A Volkswagen fez isso nos anos 1950 ao assumir que o Fusca era pequeno e estranho: "Think small". Transformou defeito em identidade. As Havaianas fizeram o mesmo nos anos 1990 ao assumir o estigma de "chinelo barato" e virar o jogo com "todo mundo usa". A Bombril brincou durante décadas com suas limitações e construiu confiança com autodepreciação honesta. A Skol provocou a experiência ruim, não o consumidor, com o "desce redondo". O Itaú partiu da desconfiança histórica contra bancos para tentar humanizar relações. O Guaraná Antarctica criou um vilão abstrato: o artificial, o sem identidade.
Essas marcas criticaram comportamentos, experiências ou percepções — nunca o caráter do consumidor. Usaram humor e franqueza, não julgamento. Convidaram o público a rir junto, não a se defender. Não exigiram alinhamento ideológico para vender.
Quando a negatividade vira instrumento de correção moral, a marca para de dizer "isso é o que somos" e passa a dizer "isso é o que você deveria ser". O consumidor deixa de ser parceiro e vira problema a ser corrigido.
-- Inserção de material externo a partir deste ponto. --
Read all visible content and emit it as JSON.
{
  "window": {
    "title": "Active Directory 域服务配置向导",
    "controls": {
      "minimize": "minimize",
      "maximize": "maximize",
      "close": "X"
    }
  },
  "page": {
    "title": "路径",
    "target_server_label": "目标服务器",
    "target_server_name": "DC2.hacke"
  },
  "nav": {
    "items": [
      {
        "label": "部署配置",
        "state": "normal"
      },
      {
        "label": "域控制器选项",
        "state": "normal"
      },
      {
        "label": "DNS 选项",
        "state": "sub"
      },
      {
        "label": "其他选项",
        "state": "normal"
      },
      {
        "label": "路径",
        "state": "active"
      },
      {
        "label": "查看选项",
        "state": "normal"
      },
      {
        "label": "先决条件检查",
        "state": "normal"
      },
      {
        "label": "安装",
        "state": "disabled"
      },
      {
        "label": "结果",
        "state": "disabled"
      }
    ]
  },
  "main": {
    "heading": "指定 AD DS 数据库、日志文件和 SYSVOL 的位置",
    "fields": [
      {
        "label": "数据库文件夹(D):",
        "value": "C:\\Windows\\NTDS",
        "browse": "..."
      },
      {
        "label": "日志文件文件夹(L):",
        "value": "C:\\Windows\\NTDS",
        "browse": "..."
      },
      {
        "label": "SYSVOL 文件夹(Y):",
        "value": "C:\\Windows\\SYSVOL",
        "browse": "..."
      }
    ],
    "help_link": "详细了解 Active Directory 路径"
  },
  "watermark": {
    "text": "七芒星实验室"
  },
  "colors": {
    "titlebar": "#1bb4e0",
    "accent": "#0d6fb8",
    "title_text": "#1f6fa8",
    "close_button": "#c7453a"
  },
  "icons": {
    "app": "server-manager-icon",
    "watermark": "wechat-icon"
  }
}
Aí surgem boicotes, polarização e perda de escala, porque a marca trocou mercado por militância. Marketing negativo saudável provoca sem romper o vínculo. Marketing ideológico rompe o vínculo em nome de aplauso.
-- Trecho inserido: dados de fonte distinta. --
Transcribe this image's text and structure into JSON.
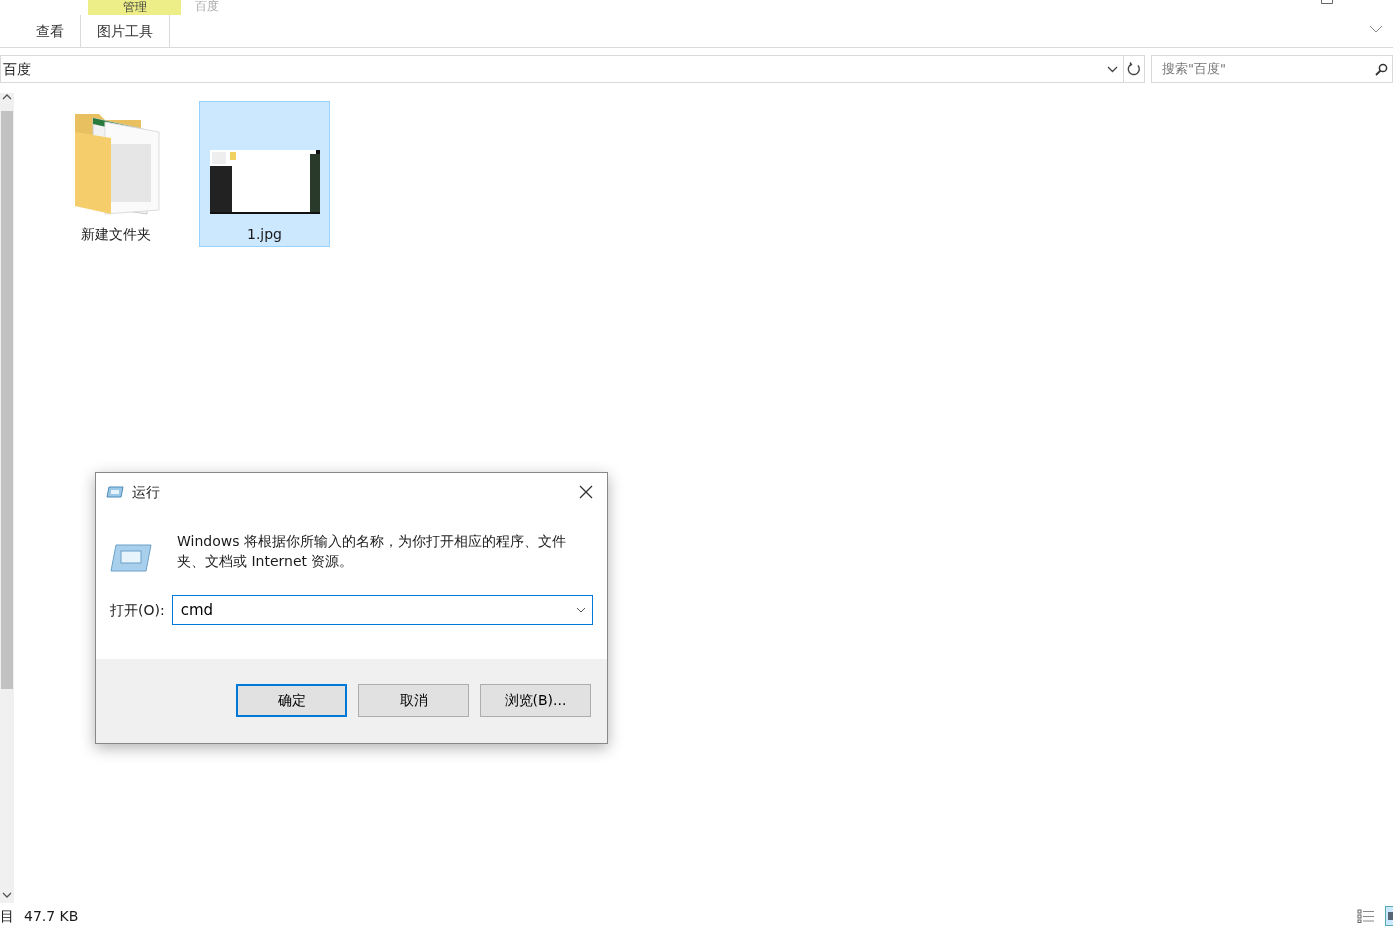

Treta gera clique. Confiança gera recompra.
Antes de apostar nesse caminho, toda marca deveria se perguntar: estamos usando a negatividade para esclarecer quem somos ou para corrigir quem o cliente é? A primeira constrói identidade. A segunda, conflito.
Publicidade trabalha com camadas. Com leitura implícita, com piscadela, com códigos compartilhados por quem "entende do assunto". Não é panfleto, é sinalização.
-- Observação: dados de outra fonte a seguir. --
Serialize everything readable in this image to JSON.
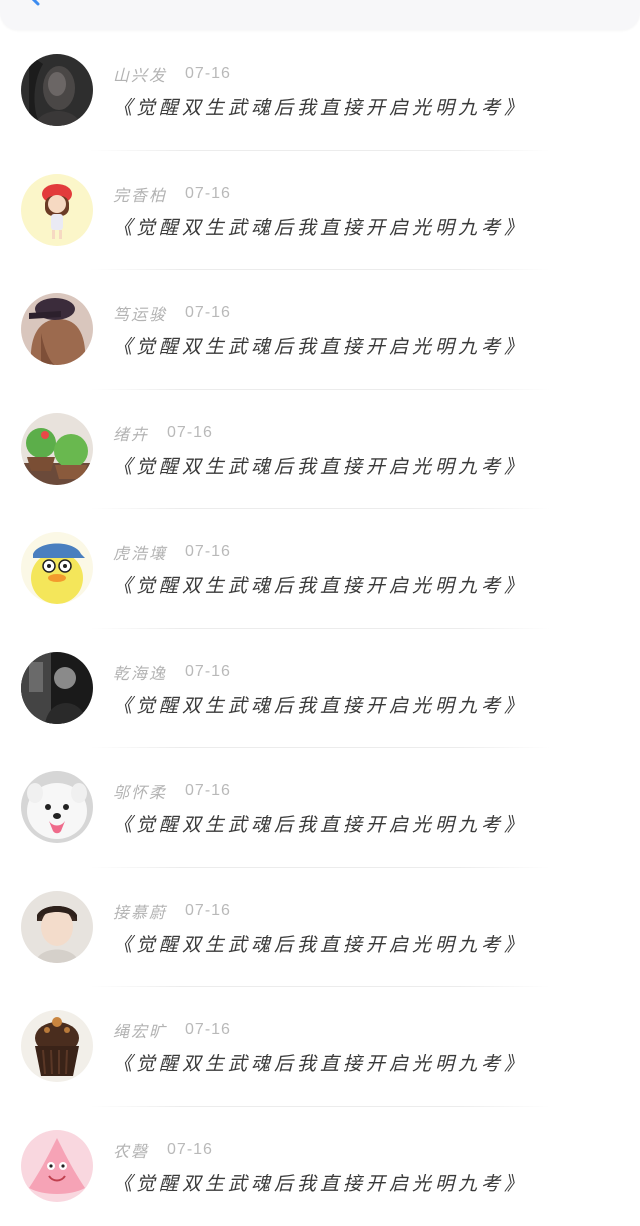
{
  "header": {
    "back_icon": "chevron-left-icon",
    "accent_color": "#3d8cf0"
  },
  "comments": [
    {
      "user": "山兴发",
      "date": "07-16",
      "title": "《觉醒双生武魂后我直接开启光明九考》",
      "avatar": "dark-portrait"
    },
    {
      "user": "完香柏",
      "date": "07-16",
      "title": "《觉醒双生武魂后我直接开启光明九考》",
      "avatar": "cartoon-girl-red-hat"
    },
    {
      "user": "笃运骏",
      "date": "07-16",
      "title": "《觉醒双生武魂后我直接开启光明九考》",
      "avatar": "girl-with-cap"
    },
    {
      "user": "绪卉",
      "date": "07-16",
      "title": "《觉醒双生武魂后我直接开启光明九考》",
      "avatar": "green-cupcakes"
    },
    {
      "user": "虎浩壤",
      "date": "07-16",
      "title": "《觉醒双生武魂后我直接开启光明九考》",
      "avatar": "cartoon-duck"
    },
    {
      "user": "乾海逸",
      "date": "07-16",
      "title": "《觉醒双生武魂后我直接开启光明九考》",
      "avatar": "black-white-portrait"
    },
    {
      "user": "邬怀柔",
      "date": "07-16",
      "title": "《觉醒双生武魂后我直接开启光明九考》",
      "avatar": "white-dog"
    },
    {
      "user": "接慕蔚",
      "date": "07-16",
      "title": "《觉醒双生武魂后我直接开启光明九考》",
      "avatar": "boy-portrait"
    },
    {
      "user": "绳宏旷",
      "date": "07-16",
      "title": "《觉醒双生武魂后我直接开启光明九考》",
      "avatar": "chocolate-cupcake"
    },
    {
      "user": "农磬",
      "date": "07-16",
      "title": "《觉醒双生武魂后我直接开启光明九考》",
      "avatar": "pink-starfish"
    }
  ]
}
Negar isso é negar como a comunicação contemporânea funciona.
Portanto, o debate não deveria ser se "foi ofensivo" ou "não foi", mas se houve intenção simbólica ao escolher esses elementos.
E quando alguém insiste que "é só texto", talvez o problema não esteja na interpretação de quem percebe camadas — mas na recusa de admitir que toda comunicação é contextual.
Isso não é militância, é semiótica básica.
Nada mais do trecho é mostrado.